From NBC/NJ's Tricia Miller
The 16,000-member New Hampshire affiliate of the National Education Association has chosen to recommend to its members Hillary Clinton in the Democratic primary and Mike Huckabee in the Republican primary, according to a source within the state NEA.This is the first time the state affiliate has picked a candidate in the GOP primary, and it follows Huckabee's showing as the only Republican who spoke to the NEA convention in July.
The state chapter's membership is more than 25% Republican, said the source, and the committee didn't want those members to be ignored. When Huckabee spoke at the convention and participated in an interview with the state affiliate, deciding members felt it would be right to point that out to members. Only education and related positions were considered, and the board appreciated Huckabee's "strong views on public education," especially supporting the arts and music. The board might have felt differently if it had considered the former Arkansas governor's opinions on "social values issues" and "war issues," the source said.

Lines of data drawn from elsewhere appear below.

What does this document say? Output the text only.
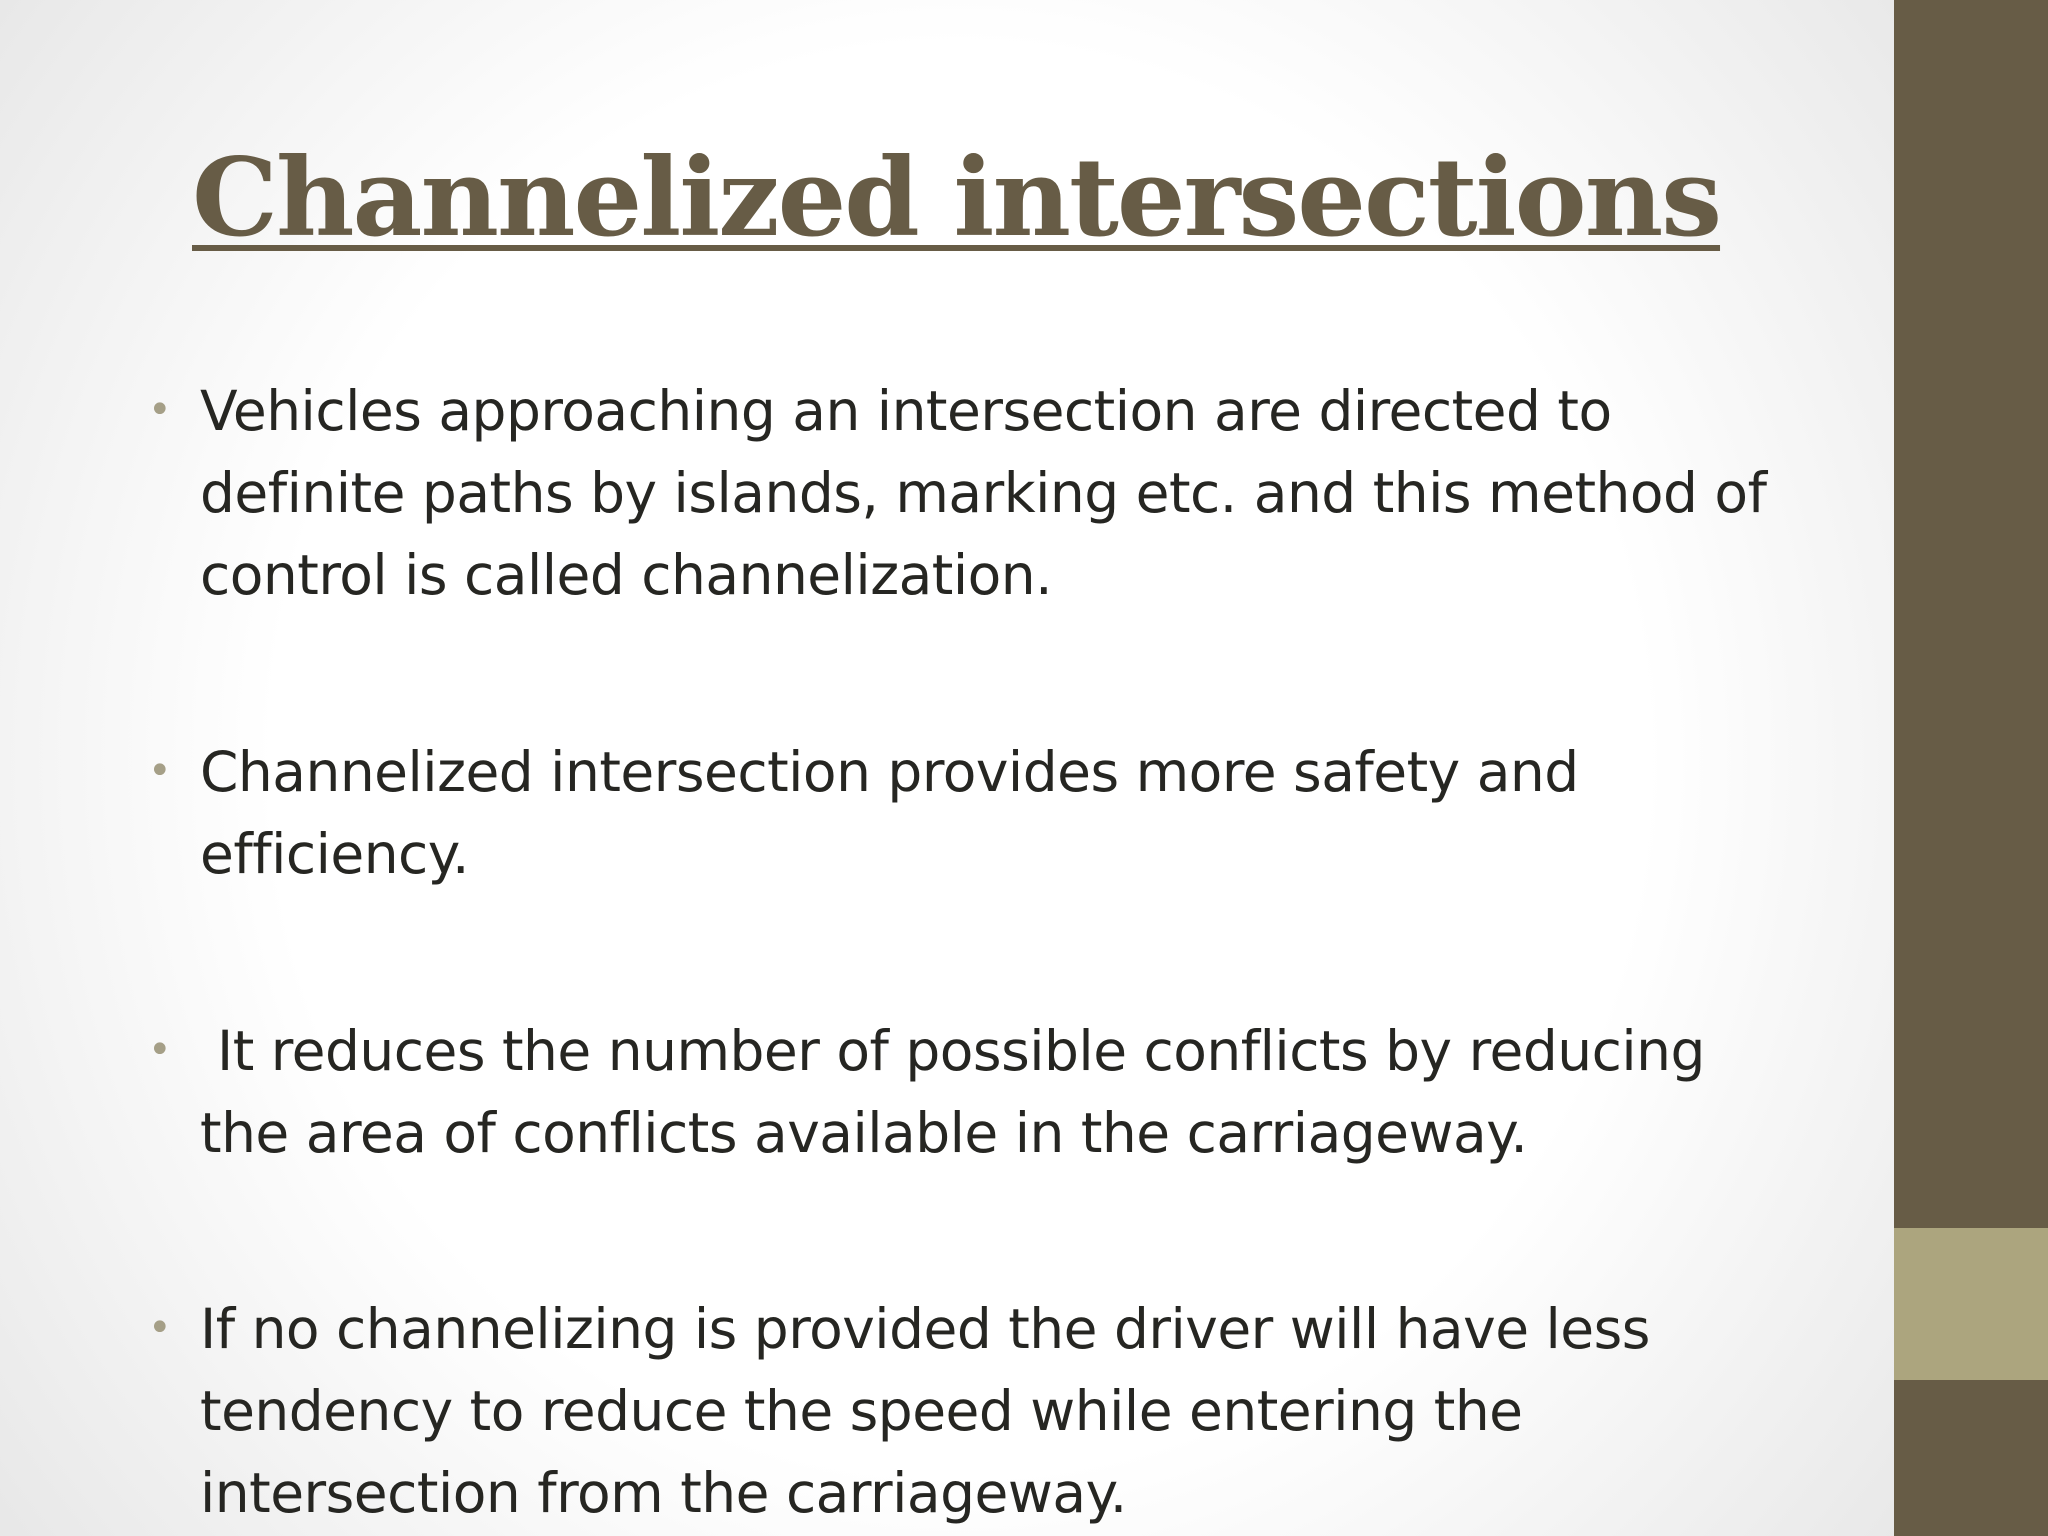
Channelized intersections
• Vehicles approaching an intersection are directed to definite paths by islands, marking etc. and this method of control is called channelization.
• Channelized intersection provides more safety and efficiency.
• It reduces the number of possible conflicts by reducing the area of conflicts available in the carriageway.
• If no channelizing is provided the driver will have less tendency to reduce the speed while entering the intersection from the carriageway.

The state chapter's process began with its government relations committee (made up of 15 retired and active members appointed by the state president) and interviews with the candidates, according to Rick Trombley, director of public affairs for the state affiliate. Last Wednesday, committee members had the choice of not recommending any candidates, recommending one candidate or recommending multiple candidates to the executive board. At that time, it chose Clinton and Huckabee.
The board met Friday with the option of ratifying or not ratifying the committee's recommendation. It could not consider any recommendations other than the one given by the government relations committee. The chapter plans to announce its decision to members as early as this week and has asked the two candidates to be present.
Reg Weaver, president of the national NEA, said he met with all of the Democratic candidates and one Republican -- Huckabee -- in September, and would, in accordance with the NEA's process, make his recommendation to the national organization's PAC Council in the next couple weeks. The council will accept or reject his recommendation. He said he understands that some state affiliates, like New Mexico and North Carolina, have already endorsed their favorite sons, but he hopes other affiliates will wait to "concur or not concur" with his recommendation.
Scott McGilvray, president of the Manchester Education Association, endorsed Edwards Monday at a roundtable with about 20 teachers. The MEA is the largest of about 200 affililates of the New Hampshire state chapter of the National Education Association, according to the chapter's communications coordinator Carol Backus.
"He's put, in my belief, the most comprehensive education policy on the table of any of the candidates. He is a product -- his wife and family -- of public schools," McGilvray said in his introduction. "[He] was a big proponent, or is a big proponent, of unionized labor and lent his support to the Manchester Education Association in our contract fight earlier in the year and went out and reached out to the mayor and board of aldermen through a letter and conversation and assisted us greatly in that."